2 thoughts on “Everything Changes

  1. Just been reading about so many Doctor Who actors, companions and guest stars who are busy on Comic Relief this year. Facing the worst life throws at people and doing something about it. Whereas Doctor Who always seemed positive in the face of reality, Torchwood always seems depairing, negative, urban adolescent atheist.
    When things are tough you don’t declare them meaningless, empty and irredeemable. You do the Angel thing; the Christlike thing:
    ‘Nothing in this world is as it should be; It’s harsh, and cruel. But that’s why there’s us. Champions. It doesn’t matter where we come from, what we’ve done or suffered, or even if we make a difference. We live as though the world was what it should be, to show it what it can be.’
    Maybe I’m being unfair to Torchwood, but it never felt like a force for good the way Doctor Who does. That doesn’t stop God infiltrating it, but S/he has a harder job using it to inspire people, giving them something to believe in and rally round to change the world.

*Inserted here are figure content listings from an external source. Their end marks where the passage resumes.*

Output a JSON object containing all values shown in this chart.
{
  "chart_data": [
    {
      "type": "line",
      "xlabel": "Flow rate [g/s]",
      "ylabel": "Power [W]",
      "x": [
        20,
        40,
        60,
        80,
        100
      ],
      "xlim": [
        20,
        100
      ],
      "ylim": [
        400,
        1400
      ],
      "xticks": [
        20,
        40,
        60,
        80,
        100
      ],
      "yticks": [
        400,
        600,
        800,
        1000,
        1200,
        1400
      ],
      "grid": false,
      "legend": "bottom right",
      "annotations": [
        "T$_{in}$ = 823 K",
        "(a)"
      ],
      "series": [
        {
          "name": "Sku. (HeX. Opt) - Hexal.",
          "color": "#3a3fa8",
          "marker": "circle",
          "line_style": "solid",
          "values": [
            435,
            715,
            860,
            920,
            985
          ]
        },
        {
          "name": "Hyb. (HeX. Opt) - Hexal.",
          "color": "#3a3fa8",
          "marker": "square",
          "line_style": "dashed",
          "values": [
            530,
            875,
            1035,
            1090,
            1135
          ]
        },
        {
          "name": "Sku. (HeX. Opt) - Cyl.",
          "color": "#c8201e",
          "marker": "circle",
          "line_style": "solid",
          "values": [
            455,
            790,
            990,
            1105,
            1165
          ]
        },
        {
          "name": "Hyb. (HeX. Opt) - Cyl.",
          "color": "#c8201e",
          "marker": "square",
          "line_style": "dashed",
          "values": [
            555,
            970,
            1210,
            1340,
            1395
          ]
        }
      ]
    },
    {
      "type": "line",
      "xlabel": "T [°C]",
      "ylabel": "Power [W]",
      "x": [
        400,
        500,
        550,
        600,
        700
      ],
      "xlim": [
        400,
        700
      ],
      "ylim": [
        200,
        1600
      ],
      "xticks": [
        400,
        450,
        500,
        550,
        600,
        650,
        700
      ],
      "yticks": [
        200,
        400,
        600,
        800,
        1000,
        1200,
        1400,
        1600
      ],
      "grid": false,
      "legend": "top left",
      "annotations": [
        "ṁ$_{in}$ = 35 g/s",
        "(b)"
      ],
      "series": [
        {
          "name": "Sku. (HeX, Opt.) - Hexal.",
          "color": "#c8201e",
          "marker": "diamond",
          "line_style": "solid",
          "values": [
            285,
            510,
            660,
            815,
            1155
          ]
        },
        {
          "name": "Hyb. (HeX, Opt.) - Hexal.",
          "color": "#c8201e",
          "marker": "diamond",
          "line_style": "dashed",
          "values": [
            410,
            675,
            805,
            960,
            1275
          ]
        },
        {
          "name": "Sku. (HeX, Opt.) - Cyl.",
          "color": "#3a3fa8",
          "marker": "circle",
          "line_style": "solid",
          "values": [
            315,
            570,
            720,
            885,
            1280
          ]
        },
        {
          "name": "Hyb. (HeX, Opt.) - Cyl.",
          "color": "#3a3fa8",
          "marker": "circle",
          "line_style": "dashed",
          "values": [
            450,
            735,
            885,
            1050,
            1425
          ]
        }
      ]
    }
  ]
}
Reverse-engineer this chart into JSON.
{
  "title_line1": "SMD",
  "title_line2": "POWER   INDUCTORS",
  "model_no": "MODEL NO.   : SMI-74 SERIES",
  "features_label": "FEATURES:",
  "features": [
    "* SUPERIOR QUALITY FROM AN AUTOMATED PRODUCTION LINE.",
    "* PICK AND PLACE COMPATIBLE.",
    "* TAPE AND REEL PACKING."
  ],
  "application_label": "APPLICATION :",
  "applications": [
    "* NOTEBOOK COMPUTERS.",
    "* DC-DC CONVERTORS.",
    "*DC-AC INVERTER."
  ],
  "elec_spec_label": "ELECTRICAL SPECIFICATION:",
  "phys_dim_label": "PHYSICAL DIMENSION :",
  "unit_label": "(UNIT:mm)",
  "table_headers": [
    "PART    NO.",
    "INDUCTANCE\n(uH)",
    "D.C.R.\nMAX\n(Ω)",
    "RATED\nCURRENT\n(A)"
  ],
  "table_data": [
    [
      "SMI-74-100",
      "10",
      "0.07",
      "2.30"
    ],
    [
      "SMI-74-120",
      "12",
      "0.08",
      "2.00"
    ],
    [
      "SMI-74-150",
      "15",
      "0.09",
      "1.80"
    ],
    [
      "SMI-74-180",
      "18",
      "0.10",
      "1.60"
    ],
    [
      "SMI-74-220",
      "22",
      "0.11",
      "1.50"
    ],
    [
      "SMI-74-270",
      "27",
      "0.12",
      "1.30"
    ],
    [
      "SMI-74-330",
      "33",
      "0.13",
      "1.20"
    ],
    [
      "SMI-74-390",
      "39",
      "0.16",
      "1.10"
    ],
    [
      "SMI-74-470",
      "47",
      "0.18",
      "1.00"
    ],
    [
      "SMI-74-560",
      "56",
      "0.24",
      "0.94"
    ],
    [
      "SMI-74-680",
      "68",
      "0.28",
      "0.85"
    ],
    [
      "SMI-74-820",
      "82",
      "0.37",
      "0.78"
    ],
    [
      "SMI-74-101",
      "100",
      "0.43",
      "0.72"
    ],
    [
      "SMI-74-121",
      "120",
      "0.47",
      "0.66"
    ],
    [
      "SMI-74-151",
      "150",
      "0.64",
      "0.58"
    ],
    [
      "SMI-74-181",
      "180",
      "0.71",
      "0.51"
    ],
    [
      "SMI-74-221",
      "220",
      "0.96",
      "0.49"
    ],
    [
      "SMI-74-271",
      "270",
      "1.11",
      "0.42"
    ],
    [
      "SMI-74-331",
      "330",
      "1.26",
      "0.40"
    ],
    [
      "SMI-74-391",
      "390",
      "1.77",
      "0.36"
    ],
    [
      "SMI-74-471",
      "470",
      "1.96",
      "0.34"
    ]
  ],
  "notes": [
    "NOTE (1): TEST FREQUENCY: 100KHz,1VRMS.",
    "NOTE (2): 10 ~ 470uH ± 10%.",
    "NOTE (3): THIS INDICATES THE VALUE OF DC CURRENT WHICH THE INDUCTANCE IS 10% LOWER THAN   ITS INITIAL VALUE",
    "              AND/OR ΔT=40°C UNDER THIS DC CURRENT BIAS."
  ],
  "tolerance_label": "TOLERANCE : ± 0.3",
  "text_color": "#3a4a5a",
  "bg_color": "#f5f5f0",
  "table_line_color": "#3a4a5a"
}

    • While there are certainly hopeless moments in Torchwood, I actually appreciate that and I appreciate how despairing it is. But even in the midst of the despair the characters continue moving forward. They continue living. They continue fighting evil alien worlds. And even though there is often speech verging on hopelessness-as if things can never change-they still continue going forward with their lives. I feel as if Torchwood is in many ways like the despairing psalms, or like parts of Lamentations and Ecclesiastes. I feel as if Torchwood is much truer to the human experience. There is a sense of hopelessness, but also a sense of hope. The people in torchwood don’t just sit around in despair-they act. They continue living. they struggle mightily with that seems to be a hopeless world-they struggle with what they are doing. I feel like the difference between Doctor who and torchwood is that torchwood is ok with showing the horribleness in life without feeling the need to always lighten the mood with a joke. Sometimes things aren’t ok. Sometimes things suck. Sometimes life does feel meaningless. But what are you going to do about it? There are a few episodes where death is touched on and the beauty of life is explored-it’s in the midst of also exploring the shittiness of life, of course. I think it being a force of good depends on the individual. For the most part, things turn out ok in doctor who. yes there is pain and death, but even in the midst of that there is still a light hardness. Which is fine. In torchwood, much like life, it is much harder to find the hope. You have to a sense work for it and dig deep. Pain and suffering is much more in your face.